Investors were fretting to hold riskier assets ahead of closely watched U.S. jobs data for August, due later Friday. The data is expected to give more clues as to whether the Federal Reserve may raise interest rates later this month or wait longer to act.
A strong jobs number could rekindle speculation of an interest rate hike in the U.S. as soon as this month, which could hurt risk assets, particularly in emerging markets.
Federal Reserve officials, meanwhile, have indicated that a rate increase remains on the table, although the recent market tumult has raised doubts about the exact timing of a move.
Investors were also keeping eyes on how Shanghai stocks will reopen Monday after China's two-day holiday. Chinese markets were closed on Thursday and Friday, as China commemorates the 70th anniversary of the end of World War-II.
In recent weeks, concerns about China have fueled big swings in stock markets and spurred many investors to exit bets on other relatively risky assets.
Among Asian bourses
Nikkei tanks 2.15%
The Japanese share market tumbled to finish at its lowest level since August 26, today, dragged down by yen appreciation against the major currency baskets and on caution ahead of a US jobs market report later in the global which likely to shape the Federal Reserve's interest rate decision. Total 32 out of 33 TSE sectors ended down, with Glass & Ceramics Products, Insurance, Information & Communication, Chemicals, Electric Appliances, Real Estate, and Services being major drag of the day. The Nikkei Stock Average tumbled 390.23 points, or 2.15%, to end at 17792.16 points. The broader Topix index dropped 2.06%, or 30.45 points, to 1444.53 at the close in Tokyo.
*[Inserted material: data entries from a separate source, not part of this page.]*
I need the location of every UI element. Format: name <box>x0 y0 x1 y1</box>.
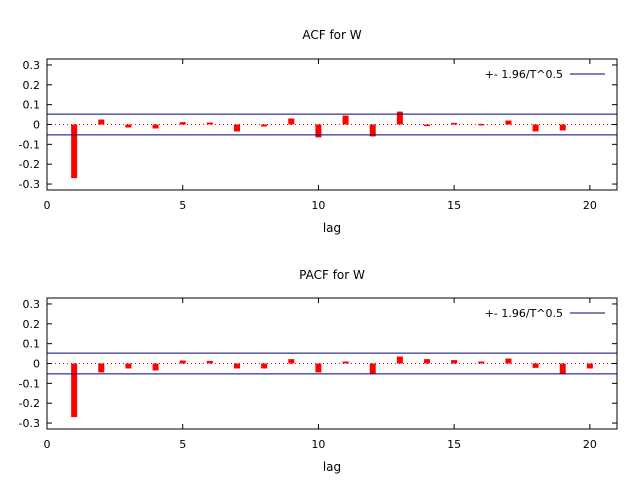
acf-bar-lag-8 <box>261 124 268 127</box>
acf-bar-lag-12 <box>369 124 376 137</box>
pacf-xtick-label: 20 <box>583 438 597 451</box>
acf-bar-lag-11 <box>342 115 349 125</box>
acf-xtick-label: 15 <box>447 199 461 212</box>
pacf-bounds <box>47 352 617 375</box>
acf-ytick-label: -0.1 <box>19 138 40 151</box>
pacf-bar-lag-13 <box>396 356 403 364</box>
acf-bar-lag-1 <box>71 124 78 179</box>
pacf-ytick-label: 0.2 <box>23 318 41 331</box>
acf-bar-lag-2 <box>98 119 105 125</box>
acf-ytick-label: -0.2 <box>19 158 40 171</box>
acf-xtick-label: 20 <box>583 199 597 212</box>
pacf-bar-lag-6 <box>206 360 213 364</box>
acf-bar-lag-19 <box>559 124 566 131</box>
pacf-bar-lag-17 <box>505 358 512 364</box>
pacf-title: PACF for W <box>299 268 365 282</box>
pacf-ytick-label: 0 <box>33 358 40 371</box>
acf-ytick-label: -0.3 <box>19 178 40 191</box>
pacf-ytick-label: 0.1 <box>23 338 41 351</box>
pacf-ytick-label: 0.3 <box>23 298 41 311</box>
acf-ytick-label: 0.2 <box>23 79 41 92</box>
pacf-xlabel: lag <box>323 460 341 474</box>
acf-bar-lag-7 <box>234 124 240 132</box>
pacf-bar-lag-19 <box>559 363 566 374</box>
acf-ytick-label: 0.3 <box>23 59 41 72</box>
pacf-bar-lag-8 <box>261 363 268 369</box>
acf-bar-lag-16 <box>478 123 485 126</box>
pacf-legend: +- 1.96/T^0.5 <box>485 307 605 320</box>
pacf-panel: PACF for W -0.3 -0.2 -0.1 0 0.1 0.2 0.3 0 5 10 15 2… <box>19 268 618 474</box>
acf-bar-lag-17 <box>505 120 512 125</box>
pacf-bar-lag-10 <box>315 363 322 373</box>
acf-legend: +- 1.96/T^0.5 <box>485 68 605 81</box>
acf-xtick-label: 0 <box>44 199 51 212</box>
pacf-bar-lag-15 <box>451 360 458 364</box>
pacf-bar-lag-18 <box>532 363 539 368</box>
acf-legend-label: +- 1.96/T^0.5 <box>485 68 563 81</box>
pacf-bar-lag-9 <box>288 359 295 364</box>
acf-bar-lag-18 <box>532 124 539 132</box>
pacf-xtick-label: 10 <box>311 438 325 451</box>
acf-bounds <box>47 113 617 136</box>
acf-bar-lag-3 <box>125 124 132 128</box>
pacf-bar-lag-14 <box>424 359 430 364</box>
pacf-xtick-label: 5 <box>179 438 186 451</box>
pacf-bar-lag-1 <box>71 363 78 418</box>
pacf-bar-lag-7 <box>234 363 240 369</box>
pacf-bar-lag-4 <box>152 363 159 371</box>
pacf-bar-lag-2 <box>98 363 105 373</box>
pacf-bar-lag-3 <box>125 363 132 369</box>
acf-ytick-label: 0.1 <box>23 99 41 112</box>
acf-title: ACF for W <box>302 28 361 42</box>
pacf-ytick-label: -0.2 <box>19 397 40 410</box>
pacf-ytick-label: -0.3 <box>19 417 40 430</box>
acf-ytick-label: 0 <box>33 119 40 132</box>
pacf-bar-lag-5 <box>179 360 186 364</box>
acf-bar-lag-13 <box>396 111 403 125</box>
pacf-bars <box>71 356 593 418</box>
acf-xlabel: lag <box>323 221 341 235</box>
acf-bar-lag-15 <box>451 122 458 125</box>
pacf-xtick-label: 15 <box>447 438 461 451</box>
pacf-xtick-label: 0 <box>44 438 51 451</box>
acf-bars <box>71 111 566 179</box>
pacf-bar-lag-20 <box>586 363 593 369</box>
pacf-bar-lag-16 <box>478 361 485 364</box>
pacf-legend-label: +- 1.96/T^0.5 <box>485 307 563 320</box>
acf-bar-lag-5 <box>179 122 186 125</box>
pacf-bar-lag-11 <box>342 361 349 364</box>
acf-ticks: -0.3 -0.2 -0.1 0 0.1 0.2 0.3 0 5 10 15 20 <box>19 59 617 212</box>
acf-panel: ACF for W -0.3 -0.2 -0.1 0 0.1 0.2 0.3 0 5 10 15 20… <box>19 28 618 235</box>
pacf-ticks: -0.3 -0.2 -0.1 0 0.1 0.2 0.3 0 5 10 15 20 <box>19 298 617 451</box>
acf-bar-lag-9 <box>288 118 295 125</box>
pacf-bar-lag-12 <box>369 363 376 374</box>
acf-bar-lag-6 <box>206 122 213 125</box>
acf-bar-lag-4 <box>152 124 159 129</box>
acf-bar-lag-10 <box>315 124 322 138</box>
acf-xtick-label: 5 <box>179 199 186 212</box>
acf-bar-lag-14 <box>424 124 430 126</box>
pacf-ytick-label: -0.1 <box>19 377 40 390</box>
acf-xtick-label: 10 <box>311 199 325 212</box>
Bargain hunting spurs Australian market
The Australian share market closed edge above the neutral line after spending the day sliding between higher and lower. Eight out of ten ASX sectors were stronger, with technology, utilities, telecom, and material issues being major gainers. The benchmark S&P/ASX 200 index advanced 2.80 points, or 0.25%, to 5040.60 points. The broader All Ordinaries index closed 12.10 points, or 0.24%, up at 5060.80.
Hong Kong market ends softer
Hong Kong stock market ended down in volatile trade yet quite trade, following losses in the global markets yesterday and further weakness in the Asian market today. Investors cut exposure to riskier assets on concern that China may reduce support for its stock market and on caution before U.S. payrolls data on Friday. The Hang Seng Index ended down by 94.33 points, or 0.45%, at 20840.61 points. The Hang Seng China Enterprises Index, benchmark measure of performance of mainland China enterprises, sank 131.73 points, or 1.42%, to 9169.59 points. Turnover reduced to HK$69.3 billion from HK$96.1 billion on Wednesday. Hong Kong markets were closed on Thursday, as China commemorates the 70th anniversary of the end of World War-II.
Sensex, Nifty tumbles more than 2% each
Stocks from banking, metal and power sector led losses as key benchmark indices tumbled. The barometer index, the S&P BSE Sensex, lost by 558.76 points, or 2.17%, to 25,206.02, as per provisional closing data. The 50-unit CNX Nifty slumped 167.95 points or 2.15% at 7,655.05, as per provisional closing data. The Sensex hit its lowest level in more than 13 months while he Nifty hit its lowest level in more than a year.
Bank stocks fell after a credit rating agency said in a research note that the Reserve Bank of India's (RBI) draft guidelines on computation of base rate, if implemented in its current form, will adversely impact profitability of Indian banks.
In sector trends, shares of power generation and power distribution firms tumbled.
Elsewhere in the Asia Pacific region: Taiwan's Taiex index fell 1.2% to 8000.60. South Korea's KOPSI fell 1.5% to 1886.04. New Zealand's NZX50 fell 0.4% to 5546.88. Singapore's Straits Times index slipped 1.5% at 2863.81. Indonesia's Jakarta Composite index dropped 0.4% to 4415.34. Malaysia's KLCI sank 0.9% to 1589.16. China market closed for holiday.